Toronto stocks closed higher as investors mulled over some reassuring economic news. The S&P/TSX composite index rose 41.21 points to finish at 7,180.27.

Advances in the energy and financial sectors helped propel the TSX benchmark.

The energy sector advanced 1.5% as the price of crude oil moved 69¢ higher to US$32.39 US a barrel and natural gas rose 34¢ to $5.08 per million British thermal units on supply concerns.

EnCana climbed $1.45 to $50.66 and Talisman added 84¢ to $61.33.

Auto parts giant Magna International climbed $1.50 to $104.85 after a three-month profit of US$174 million, up from US$159 million.

Heavily weighted financial sector was positive, with Sun Life Financial ahead 56¢ at $29.70 and Royal Bank adding $1.15 to $58.65.

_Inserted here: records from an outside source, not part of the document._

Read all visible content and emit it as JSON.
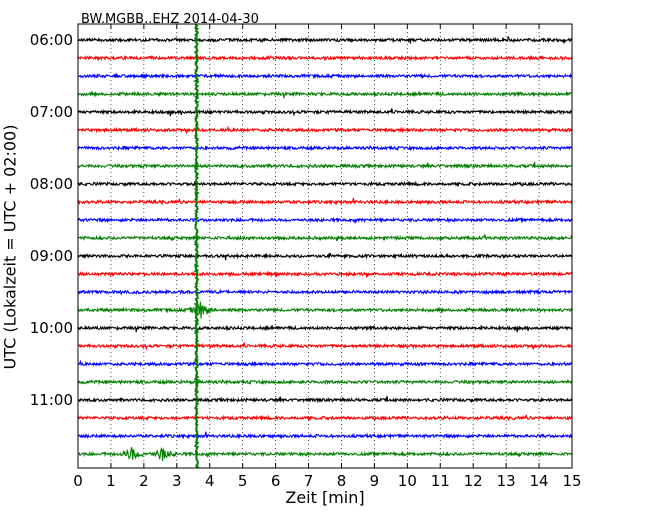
{
  "chart_data": {
    "type": "line",
    "title": "BW.MGBB..EHZ 2014-04-30",
    "xlabel": "Zeit  [min]",
    "ylabel": "UTC (Lokalzeit = UTC + 02:00)",
    "xlim": [
      0,
      15
    ],
    "x_ticks": [
      0,
      1,
      2,
      3,
      4,
      5,
      6,
      7,
      8,
      9,
      10,
      11,
      12,
      13,
      14,
      15
    ],
    "y_ticks": [
      "06:00",
      "07:00",
      "08:00",
      "09:00",
      "10:00",
      "11:00"
    ],
    "trace_minutes": 15,
    "first_trace": "06:00",
    "trace_count": 24,
    "trace_colors": [
      "#000000",
      "#ff0000",
      "#0000ff",
      "#008000"
    ],
    "grid": "vertical dotted",
    "events": [
      {
        "minute": 3.6,
        "description": "earthquake signal spanning all traces"
      },
      {
        "minute": 3.75,
        "trace": "09:45",
        "amplitude": "large"
      },
      {
        "minute": 1.65,
        "trace": "11:45",
        "amplitude": "medium"
      },
      {
        "minute": 2.55,
        "trace": "11:45",
        "amplitude": "medium"
      }
    ]
  }
}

Active stocks included Bombardier, ahead 11¢ at $4.84, and Nortel Networks, up 10¢ at $4.10.

TSX volume was 181.3 million shares worth $2.2 billion. Advances outweighed declines 581 to 515 with 216 unchanged.

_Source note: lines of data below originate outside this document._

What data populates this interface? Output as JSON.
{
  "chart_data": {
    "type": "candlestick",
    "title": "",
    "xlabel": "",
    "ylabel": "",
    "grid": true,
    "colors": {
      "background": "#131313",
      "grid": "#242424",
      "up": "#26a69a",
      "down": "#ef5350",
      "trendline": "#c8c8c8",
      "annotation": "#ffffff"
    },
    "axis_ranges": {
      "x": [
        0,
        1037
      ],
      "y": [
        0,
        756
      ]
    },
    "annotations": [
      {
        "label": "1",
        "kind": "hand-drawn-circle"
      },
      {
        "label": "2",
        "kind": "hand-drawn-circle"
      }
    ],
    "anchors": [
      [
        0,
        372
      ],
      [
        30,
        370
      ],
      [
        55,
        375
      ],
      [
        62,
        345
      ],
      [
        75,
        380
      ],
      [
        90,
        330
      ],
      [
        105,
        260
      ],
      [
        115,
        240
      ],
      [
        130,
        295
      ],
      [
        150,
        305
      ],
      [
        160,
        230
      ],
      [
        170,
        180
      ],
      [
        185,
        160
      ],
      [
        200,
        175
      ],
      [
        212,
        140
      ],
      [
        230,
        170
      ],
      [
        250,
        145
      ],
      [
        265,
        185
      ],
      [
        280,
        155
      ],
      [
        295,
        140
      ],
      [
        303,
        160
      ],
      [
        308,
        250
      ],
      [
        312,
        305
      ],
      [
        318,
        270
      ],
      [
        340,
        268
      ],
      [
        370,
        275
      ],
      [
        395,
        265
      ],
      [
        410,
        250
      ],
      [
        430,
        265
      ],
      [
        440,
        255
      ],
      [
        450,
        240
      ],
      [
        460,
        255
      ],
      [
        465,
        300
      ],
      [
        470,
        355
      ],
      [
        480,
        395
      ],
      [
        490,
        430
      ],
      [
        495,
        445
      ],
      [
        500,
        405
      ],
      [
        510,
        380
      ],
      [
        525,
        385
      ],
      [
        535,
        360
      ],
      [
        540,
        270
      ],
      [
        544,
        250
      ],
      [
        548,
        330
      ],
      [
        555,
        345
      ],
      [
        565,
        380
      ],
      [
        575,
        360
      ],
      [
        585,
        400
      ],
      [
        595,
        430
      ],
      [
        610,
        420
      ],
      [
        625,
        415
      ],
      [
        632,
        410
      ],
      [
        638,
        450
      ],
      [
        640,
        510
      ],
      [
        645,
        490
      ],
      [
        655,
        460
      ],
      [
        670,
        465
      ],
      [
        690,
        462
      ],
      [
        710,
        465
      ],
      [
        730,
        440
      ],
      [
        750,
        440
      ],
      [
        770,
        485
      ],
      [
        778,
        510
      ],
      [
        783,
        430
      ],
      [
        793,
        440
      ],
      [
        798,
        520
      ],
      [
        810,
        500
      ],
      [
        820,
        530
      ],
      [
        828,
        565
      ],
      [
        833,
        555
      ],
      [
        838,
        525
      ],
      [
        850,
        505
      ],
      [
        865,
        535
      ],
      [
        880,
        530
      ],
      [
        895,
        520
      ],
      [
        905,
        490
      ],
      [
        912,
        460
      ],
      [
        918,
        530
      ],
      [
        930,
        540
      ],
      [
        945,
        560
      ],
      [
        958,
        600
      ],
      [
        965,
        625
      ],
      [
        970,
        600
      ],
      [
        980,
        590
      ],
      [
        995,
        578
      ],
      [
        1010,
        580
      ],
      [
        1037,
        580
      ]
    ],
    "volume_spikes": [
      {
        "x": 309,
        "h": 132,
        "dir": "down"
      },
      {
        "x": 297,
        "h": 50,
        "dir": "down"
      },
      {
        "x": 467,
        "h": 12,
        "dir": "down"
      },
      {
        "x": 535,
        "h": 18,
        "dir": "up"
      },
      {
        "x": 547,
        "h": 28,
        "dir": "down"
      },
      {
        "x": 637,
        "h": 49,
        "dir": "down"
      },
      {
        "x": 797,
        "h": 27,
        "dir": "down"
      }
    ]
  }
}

The TSX Venture Exchange closed up 4.95 points to 1,219.60.

In New York, the Dow Jones industrial average closed up 64.71 points at 9,126.45. The Nasdaq composite index slipped 0.47 point to 1,652.21 — its fifth straight decline. The S&P 500 added 7.04 to 974.12

The latest U.S. jobless claims report raised hopes that the worst of a long string of layoffs is over. New claims for unemployment benefits dropped to a six-month low of 390,000 last week.

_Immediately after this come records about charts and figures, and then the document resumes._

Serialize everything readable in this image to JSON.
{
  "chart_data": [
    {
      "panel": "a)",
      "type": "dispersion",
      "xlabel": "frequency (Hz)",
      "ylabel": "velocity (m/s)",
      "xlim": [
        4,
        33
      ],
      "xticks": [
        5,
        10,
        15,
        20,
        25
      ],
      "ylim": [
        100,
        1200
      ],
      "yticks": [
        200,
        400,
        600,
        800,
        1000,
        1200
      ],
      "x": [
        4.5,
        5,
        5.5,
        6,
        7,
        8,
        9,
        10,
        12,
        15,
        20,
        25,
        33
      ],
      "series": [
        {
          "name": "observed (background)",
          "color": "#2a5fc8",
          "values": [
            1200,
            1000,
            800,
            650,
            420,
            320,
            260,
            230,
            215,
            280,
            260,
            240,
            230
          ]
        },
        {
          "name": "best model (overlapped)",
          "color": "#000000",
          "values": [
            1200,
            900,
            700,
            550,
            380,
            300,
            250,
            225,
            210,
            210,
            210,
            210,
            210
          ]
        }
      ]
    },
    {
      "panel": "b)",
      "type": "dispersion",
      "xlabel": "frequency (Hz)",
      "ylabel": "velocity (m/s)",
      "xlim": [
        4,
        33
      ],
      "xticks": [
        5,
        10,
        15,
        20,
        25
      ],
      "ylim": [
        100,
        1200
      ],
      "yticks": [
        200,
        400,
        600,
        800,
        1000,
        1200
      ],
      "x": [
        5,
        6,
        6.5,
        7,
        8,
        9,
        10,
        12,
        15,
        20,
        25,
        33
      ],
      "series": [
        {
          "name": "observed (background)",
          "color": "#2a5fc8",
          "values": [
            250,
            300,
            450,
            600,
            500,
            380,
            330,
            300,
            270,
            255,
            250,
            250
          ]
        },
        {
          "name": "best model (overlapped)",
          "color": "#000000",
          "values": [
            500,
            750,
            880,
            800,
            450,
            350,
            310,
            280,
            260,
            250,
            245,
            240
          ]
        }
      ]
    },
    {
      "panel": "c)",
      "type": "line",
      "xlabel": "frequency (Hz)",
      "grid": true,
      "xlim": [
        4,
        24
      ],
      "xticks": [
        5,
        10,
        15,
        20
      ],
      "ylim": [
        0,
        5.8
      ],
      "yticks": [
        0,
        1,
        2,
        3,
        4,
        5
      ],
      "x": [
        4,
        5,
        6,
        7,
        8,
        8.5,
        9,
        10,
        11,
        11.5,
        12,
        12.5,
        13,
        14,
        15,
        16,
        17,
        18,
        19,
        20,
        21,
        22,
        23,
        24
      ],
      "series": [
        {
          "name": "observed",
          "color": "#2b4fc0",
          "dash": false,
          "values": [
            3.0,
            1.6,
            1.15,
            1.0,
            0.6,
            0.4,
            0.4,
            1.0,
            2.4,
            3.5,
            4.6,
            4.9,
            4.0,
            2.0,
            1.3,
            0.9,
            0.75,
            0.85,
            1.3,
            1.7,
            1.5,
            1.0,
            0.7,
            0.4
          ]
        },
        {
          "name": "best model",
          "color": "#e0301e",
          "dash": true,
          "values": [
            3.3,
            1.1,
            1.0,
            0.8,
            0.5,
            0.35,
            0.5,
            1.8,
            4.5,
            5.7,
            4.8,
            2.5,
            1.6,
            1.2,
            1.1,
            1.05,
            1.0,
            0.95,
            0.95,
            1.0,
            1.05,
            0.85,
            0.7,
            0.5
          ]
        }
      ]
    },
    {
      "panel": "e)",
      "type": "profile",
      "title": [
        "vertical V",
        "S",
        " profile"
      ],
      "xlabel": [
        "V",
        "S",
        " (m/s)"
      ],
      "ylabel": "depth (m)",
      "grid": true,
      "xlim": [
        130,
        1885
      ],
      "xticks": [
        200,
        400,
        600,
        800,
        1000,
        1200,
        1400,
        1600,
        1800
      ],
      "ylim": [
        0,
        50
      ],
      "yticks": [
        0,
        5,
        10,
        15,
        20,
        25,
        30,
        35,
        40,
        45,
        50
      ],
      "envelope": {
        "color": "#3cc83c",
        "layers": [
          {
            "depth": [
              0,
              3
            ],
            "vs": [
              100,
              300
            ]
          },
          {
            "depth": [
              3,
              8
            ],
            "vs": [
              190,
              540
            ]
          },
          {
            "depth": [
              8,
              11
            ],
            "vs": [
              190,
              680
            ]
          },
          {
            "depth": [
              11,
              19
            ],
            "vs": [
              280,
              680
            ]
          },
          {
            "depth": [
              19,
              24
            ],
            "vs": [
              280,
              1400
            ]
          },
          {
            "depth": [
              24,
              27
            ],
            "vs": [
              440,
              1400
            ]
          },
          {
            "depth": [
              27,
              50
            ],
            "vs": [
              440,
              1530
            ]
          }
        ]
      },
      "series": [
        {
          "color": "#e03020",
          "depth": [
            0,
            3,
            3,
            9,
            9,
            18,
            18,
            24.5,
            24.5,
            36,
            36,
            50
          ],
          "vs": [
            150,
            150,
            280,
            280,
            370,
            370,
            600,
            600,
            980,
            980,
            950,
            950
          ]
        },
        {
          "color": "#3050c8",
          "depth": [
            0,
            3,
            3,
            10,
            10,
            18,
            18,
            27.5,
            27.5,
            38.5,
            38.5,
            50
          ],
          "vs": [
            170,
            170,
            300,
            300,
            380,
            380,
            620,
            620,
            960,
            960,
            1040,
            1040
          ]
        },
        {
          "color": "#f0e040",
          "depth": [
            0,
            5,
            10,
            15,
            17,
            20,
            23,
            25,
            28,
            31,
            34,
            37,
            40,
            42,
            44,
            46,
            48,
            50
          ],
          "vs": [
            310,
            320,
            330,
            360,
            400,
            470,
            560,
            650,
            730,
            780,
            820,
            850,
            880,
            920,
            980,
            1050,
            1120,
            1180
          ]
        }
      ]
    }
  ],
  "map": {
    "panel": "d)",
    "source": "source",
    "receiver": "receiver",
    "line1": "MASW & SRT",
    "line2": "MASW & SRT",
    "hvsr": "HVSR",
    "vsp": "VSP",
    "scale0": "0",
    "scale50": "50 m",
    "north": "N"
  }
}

Also, American employee productivity grew at an annualized rate of 5.7% in the April-June quarter.

Meanwhile, the Canadian dollar gained more than half a cent.

The loonie finished the day up 0.56 cent at US71.80¢ with investors looking to the unemployment report Friday for an indication of how the Bank of Canada will move on interest rates in the near future.